Mais si nous devons faire le constat que le capitalisme est capable de se renforcer, par essence, des crises qu’il traverse, ce constat ne doit nous conduire ni au renoncement, ni à la désespérance. Preuve en est le travail que mènent depuis cinq mois, une vingtaine de syndicats et associations pour construire ensemble des alternatives à la crise écologique et sociale. L’intention d’un front commun, dont il faut convenir qu’il procède d’une coopération inédite dans des temps où les divisions scindent le mouvement syndical et associatif, se traduit désormais par la proposition de 34 mesures concrètes pour un « plan de sortie de crise ». Il démontre que les alternatives au capitalisme néolibéral sont possibles aux conditions du choix politique de leur mise en œuvre.
Si la volonté de penser le monde de demain n’est évidemment pas chose nouvelle, elle se dessine aujourd’hui avec la perspective de l’urgence absolue de devoir dépasser nos clivages, nos divisions, nos querelles.
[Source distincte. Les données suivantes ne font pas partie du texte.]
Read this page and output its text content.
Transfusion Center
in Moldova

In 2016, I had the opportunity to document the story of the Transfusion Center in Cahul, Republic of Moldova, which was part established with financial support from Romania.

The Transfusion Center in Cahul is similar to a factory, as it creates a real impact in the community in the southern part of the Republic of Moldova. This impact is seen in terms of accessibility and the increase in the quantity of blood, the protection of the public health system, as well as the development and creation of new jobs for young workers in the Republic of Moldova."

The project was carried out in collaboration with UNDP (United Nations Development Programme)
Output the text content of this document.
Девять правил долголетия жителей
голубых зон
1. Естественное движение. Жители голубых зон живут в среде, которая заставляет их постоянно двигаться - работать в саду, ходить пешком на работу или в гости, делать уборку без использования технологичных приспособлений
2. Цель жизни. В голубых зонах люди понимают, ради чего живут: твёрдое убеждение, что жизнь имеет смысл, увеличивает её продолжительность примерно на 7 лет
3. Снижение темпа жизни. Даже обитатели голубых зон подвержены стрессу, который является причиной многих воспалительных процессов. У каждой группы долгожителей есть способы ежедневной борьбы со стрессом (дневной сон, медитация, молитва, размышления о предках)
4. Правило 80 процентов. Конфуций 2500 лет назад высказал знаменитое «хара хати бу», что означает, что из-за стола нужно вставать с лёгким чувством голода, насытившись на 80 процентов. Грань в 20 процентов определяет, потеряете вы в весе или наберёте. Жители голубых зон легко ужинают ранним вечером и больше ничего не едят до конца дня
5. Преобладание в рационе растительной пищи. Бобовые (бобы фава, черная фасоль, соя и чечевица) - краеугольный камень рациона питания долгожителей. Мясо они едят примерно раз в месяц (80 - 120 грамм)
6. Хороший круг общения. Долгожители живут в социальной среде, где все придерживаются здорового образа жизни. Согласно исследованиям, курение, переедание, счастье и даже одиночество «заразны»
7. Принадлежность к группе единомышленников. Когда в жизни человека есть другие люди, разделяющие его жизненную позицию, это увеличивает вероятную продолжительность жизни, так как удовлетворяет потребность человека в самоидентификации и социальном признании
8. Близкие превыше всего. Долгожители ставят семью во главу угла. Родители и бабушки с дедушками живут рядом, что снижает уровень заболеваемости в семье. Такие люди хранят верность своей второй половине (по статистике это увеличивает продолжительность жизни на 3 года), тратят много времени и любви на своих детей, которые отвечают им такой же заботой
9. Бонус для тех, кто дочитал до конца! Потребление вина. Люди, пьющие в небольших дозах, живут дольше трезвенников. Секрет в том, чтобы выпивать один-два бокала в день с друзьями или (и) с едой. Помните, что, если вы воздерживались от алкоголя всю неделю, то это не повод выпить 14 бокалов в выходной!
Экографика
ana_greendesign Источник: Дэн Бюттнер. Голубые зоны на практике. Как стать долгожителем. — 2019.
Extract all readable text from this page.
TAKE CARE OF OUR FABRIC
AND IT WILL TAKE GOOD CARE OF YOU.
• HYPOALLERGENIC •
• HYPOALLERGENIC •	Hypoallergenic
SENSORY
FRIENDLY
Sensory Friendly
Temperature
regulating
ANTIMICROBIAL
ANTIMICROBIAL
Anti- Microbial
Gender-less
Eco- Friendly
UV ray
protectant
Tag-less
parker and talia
C’est avec cette perspective que nous devons soumettre au débat commun ces 34 mesures et vouloir en faire l’occasion de penser les transformations qui permettraient de favoriser la transition écologique et la justice sociale.
La responsabilité de l’Institut de recherches de la FSU est d’y coopérer. Il doit contribuer à construire ce front commun en mettant ses analyses, débats et recherches au service de l’information et de la formation des militants. Rien ne sera davantage nécessaire dans les temps à venir que de soutenir les actions, les luttes et les mobilisations par l’analyse critique de nos sociétés et de leurs idéologies.
Le prochain numéro de Regards croisés sera le signe visible de cet engagement de l’Institut : une vingtaine de chercheurs et responsables syndicaux interrogent l’avenir du mouvement social et du syndicalisme et nul doute qu’ils contribuent ainsi à cette immense tâche commune qui est la nôtre : permettre l’intelligibilité et l’appropriation de nos recherches par les militants.
Plus que jamais, le temps est venu de penser ensemble les espérances d’un monde nouveau.